It’s 2018 and our world is increasingly becoming what, as kids, we perceived the far future to be. In a subtle way, technology is sinking its digital claws deeper and deeper into modern-day society. These changes, so elusive in their ways, have fast became a dominating presence in the lives of a vast percentage of people. With no discrimination, technology is controlling the very lives of rich and poor, the young and the old, the religious, the atheists and those of people from every race, colour and creed.
Schools; businesses, both large and small; charities and the general public all unwittingly place technology on a pedestal and come to rely on its gift of convenience in a way that without it, there is little doubt that society would lose its illusory grip on the organisation of day-to-day living.
Wherever we go, we are subject to perfect examples of what I am trying to say. You will see kids “socializing” with each other by sitting together staring at their screens (possibly even messaging each other); you will see touchscreen devices at train stations, shops and even some fast food establishments and you will see grown men and women documenting their every action on social media while sipping at a coffee in Starbucks or waiting on a train. The extent on which technology has a grip on the human race is simultaneously an awesome advance in how we do things and an unnerving prospect alike.

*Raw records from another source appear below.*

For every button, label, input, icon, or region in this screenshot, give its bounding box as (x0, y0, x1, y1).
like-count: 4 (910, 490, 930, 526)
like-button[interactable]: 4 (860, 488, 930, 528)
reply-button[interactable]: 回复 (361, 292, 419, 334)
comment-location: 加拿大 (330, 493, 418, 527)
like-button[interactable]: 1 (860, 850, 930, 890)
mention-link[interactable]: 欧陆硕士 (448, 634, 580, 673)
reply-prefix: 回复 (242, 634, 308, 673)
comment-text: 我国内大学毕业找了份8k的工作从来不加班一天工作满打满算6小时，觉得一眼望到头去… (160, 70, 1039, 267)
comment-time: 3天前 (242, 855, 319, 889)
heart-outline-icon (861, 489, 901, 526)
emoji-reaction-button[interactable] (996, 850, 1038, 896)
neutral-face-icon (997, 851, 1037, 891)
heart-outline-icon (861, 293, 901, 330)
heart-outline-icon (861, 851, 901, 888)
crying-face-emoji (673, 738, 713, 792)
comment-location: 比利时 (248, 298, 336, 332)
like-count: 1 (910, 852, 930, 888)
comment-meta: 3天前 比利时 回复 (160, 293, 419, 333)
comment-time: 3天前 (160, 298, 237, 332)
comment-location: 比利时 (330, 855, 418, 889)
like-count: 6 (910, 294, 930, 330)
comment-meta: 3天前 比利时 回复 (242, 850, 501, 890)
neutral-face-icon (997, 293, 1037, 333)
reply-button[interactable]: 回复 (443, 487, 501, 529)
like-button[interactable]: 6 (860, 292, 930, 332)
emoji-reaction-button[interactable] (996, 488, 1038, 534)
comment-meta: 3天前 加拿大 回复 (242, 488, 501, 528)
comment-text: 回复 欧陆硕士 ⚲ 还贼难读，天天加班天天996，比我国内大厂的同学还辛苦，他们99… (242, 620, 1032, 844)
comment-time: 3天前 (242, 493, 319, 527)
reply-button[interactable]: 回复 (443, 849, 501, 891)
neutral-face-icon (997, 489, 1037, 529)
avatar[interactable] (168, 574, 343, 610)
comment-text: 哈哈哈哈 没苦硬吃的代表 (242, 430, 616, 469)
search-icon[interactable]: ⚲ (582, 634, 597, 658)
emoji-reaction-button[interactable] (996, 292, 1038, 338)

Instagram, for instance, has eight-million monthly, active users. That’s two-million a week! The photo-sharing social media site has only exploded in recent years and is now seemingly a place where everyone needs to take a photo of everything and share it with the world.
Growing up in the 80’s and 90’s, I never once dreamed of a world where my fellow man, would feel it necessary -or even welcomed- to post a photo of what was on his or her dinner plate that night. We now rely on websites like Facebook to inform us of our friends’ birthday and up-coming events. We have become so dependent on devices and apps to make our lives easier that without them, I fear we would lose our minds, a lot of our social networking and indeed, our very sanity to the point that we can’t stay without increasing Instagram likes.
I may be coming across as a luddite as I transfer my inner-most thoughts from my mind to this piece, but the fact is that I am far from such. I myself invest a lot of my time and efforts into learning skills pertaining to computers and use both the social media sites I have outlined above. That being said, I can’t help to think that this rapidly advancing technological tsunami will one day think for us – act for us. Maybe one day we will lose the ability to think for ourselves through evolution and instead be nannied through life by a plethora of apps, websites and gadgets. One can’t help but wonder if the speed at which technological developments are being founded is a good thing or a bad thing.